Complex regions of the human genome remained uncharted, even after researchers sequenced the genome in its entirety. That is, until today.
Researchers decoded DNA segments involved in the development of diseases like diabetes and spinal muscular atrophy that had previously been considered too complicated to sequence. Their work, published in Nature on Wednesday, could expand the future of precision medicine.
“This is a landmark paper,” said Barbara Mellone, professor of molecular and cell biology at the University of Connecticut, who was not involved in the research. “It opens the door to potentially solving cases that have been inaccessible to diagnosis for a long time.”
The first truly complete human genome was sequenced in 2022. A year later, scientists unveiled the first human “pangenome,” an effort to represent the genetic variability of populations worldwide. But still, gaps remained — gaps that Wednesday’s study has helped fill. The research solved for 92% of missing data in the human genome. And it mapped genomic variation across ancestries to a degree not reached before.
The international team of researchers co-led by the Jackson Laboratory used data from 65 human samples, which spanned five continental groups and 28 population groups. They started by sequencing the data using a combination of two technologies. The first, Oxford Nanopore Technologies’ ultra-long sequencing tools, allowed the researchers to scaffold regions that are difficult to sequence due to their density. The second, Pacific Biosciences’ high-fidelity sequencing tool, allowed the researchers to achieve high base-level accuracy when sequencing.
Christine Beck, a senior study author and geneticist at the University of Connecticut Health Center, said that this “one-two hit” is what allowed her team to overcome previous technological hurdles and surmount the missing genome regions.
The researchers then partitioned the individual sequences into haplotypes, groups of genes that are typically inherited together from a single parent. These were subsequently compiled into contiguous stretches to form haplotype-resolved assemblies, which separate and individually represent the haplotypes inherited from each parent. In the final step, researchers compared each haplotype to that of a reference genome to identify the structural variants that could lead to diseases, as well as understand the degree of genetic variation across different populations, Beck said.
The group fully sequenced several of the most complex regions that have previously been associated with genetic diseases. One such region is the major histocompatibility complex, which encodes the machinery for antigen presentation, a crucial process in the body’s immune response. This part of the genome has been linked to conditions like cancer and type 2 diabetes, as well as differences among individuals in their viral susceptibility, according to Beck.
The study resolved the sequences for the SMN1 and SMN2 genes, which are associated with spinal muscular atrophy and have previously been the target for therapies for the disease. The amylase gene cluster, which aids in the digestion of starchy foods, was also decoded.
And the researchers sequenced over 1,200 centromeres, which are specialized regions of the chromosome that are essential to cell division. They found that the alpha satellite array, which forms the foundation of human centromeres, can vary up to 30-fold in length. Centromere variation can cause chromosomal abnormalities like trisomies, when an individual has three copies of a chromosome — leading to conditions like Down syndrome, Edwards syndrome, and Patau syndrome, Beck said.
Discerning the sequences and their population variation, Beck added, is a step toward understanding the development of associated diseases. This has significant implications for precision medicine, according to Charleston Chiang, a medical population geneticist at Keck School of Medicine of USC, who was not involved in the paper.
“It’s ultimately rooted in being able to more clearly define a person’s risk,” Chiang said.

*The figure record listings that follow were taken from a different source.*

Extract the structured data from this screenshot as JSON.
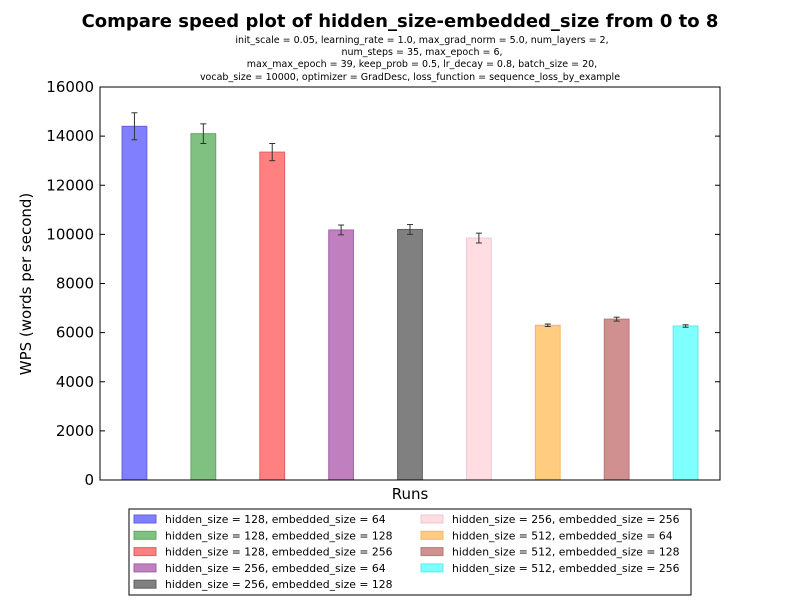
{
  "chart_data": {
    "type": "bar",
    "title": "Compare speed plot of hidden_size-embedded_size from 0 to 8",
    "subtitle_lines": [
      "init_scale = 0.05, learning_rate = 1.0, max_grad_norm = 5.0, num_layers = 2,",
      "num_steps = 35, max_epoch = 6,",
      "max_max_epoch = 39, keep_prob = 0.5, lr_decay = 0.8, batch_size = 20,",
      "vocab_size = 10000, optimizer = GradDesc, loss_function = sequence_loss_by_example"
    ],
    "xlabel": "Runs",
    "ylabel": "WPS (words per second)",
    "ylim": [
      0,
      16000
    ],
    "yticks": [
      0,
      2000,
      4000,
      6000,
      8000,
      10000,
      12000,
      14000,
      16000
    ],
    "grid": false,
    "legend_position": "bottom-center",
    "series": [
      {
        "name": "hidden_size = 128, embedded_size = 64",
        "value": 14400,
        "error": 550,
        "color": "#8080ff",
        "edge": "#6060e0"
      },
      {
        "name": "hidden_size = 128, embedded_size = 128",
        "value": 14100,
        "error": 400,
        "color": "#80c080",
        "edge": "#60a860"
      },
      {
        "name": "hidden_size = 128, embedded_size = 256",
        "value": 13350,
        "error": 350,
        "color": "#ff8080",
        "edge": "#e06060"
      },
      {
        "name": "hidden_size = 256, embedded_size = 64",
        "value": 10180,
        "error": 200,
        "color": "#c080c0",
        "edge": "#a860a8"
      },
      {
        "name": "hidden_size = 256, embedded_size = 128",
        "value": 10200,
        "error": 200,
        "color": "#808080",
        "edge": "#606060"
      },
      {
        "name": "hidden_size = 256, embedded_size = 256",
        "value": 9850,
        "error": 200,
        "color": "#ffdde3",
        "edge": "#f0c8d0"
      },
      {
        "name": "hidden_size = 512, embedded_size = 64",
        "value": 6300,
        "error": 50,
        "color": "#ffcc80",
        "edge": "#f0b860"
      },
      {
        "name": "hidden_size = 512, embedded_size = 128",
        "value": 6550,
        "error": 80,
        "color": "#d09090",
        "edge": "#b87878"
      },
      {
        "name": "hidden_size = 512, embedded_size = 256",
        "value": 6270,
        "error": 50,
        "color": "#80ffff",
        "edge": "#60e8e8"
      }
    ]
  }
}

The vast majority of studies related to genetic disease diagnosis have focused on single nucleotide polymorphisms, a gene variation that occurs when one base pair is changed, according to Chiang. This means that risk assessment for genetic disorders has largely ignored structural variants across different population groups. But the new study, which lays the foundation for understanding these variants’ associations with diseases, could ultimately enable physicians to deliver much more tailored genetic diagnoses — and in turn, treatments.
The diversity of the study’s sampled individuals is also key to its significance, according to Mellone. The research revealed that African ancestry samples had the most structural variance, which supports the idea that this population harbors the deepest reservoir of human genetic diversity. Considering this finding is essential when thinking about reference genomes, which have traditionally been biased towards European ancestry, Mellone added.
Though the paper has a more diverse sample compared to previous studies, a limitation is its sample size, according to Chiang. An analysis of many more global populations is necessary to fully represent the human genetic world and possible structural variations that could lead to diseases, he added.
Still, Chiang said the paper has important implications.
“It’s clearly the direction that our field, in terms of generating genetic variation data, is moving towards,” Chiang added. “The idea has been talked about for a while, and you’re seeing them, one by one, becoming realized.”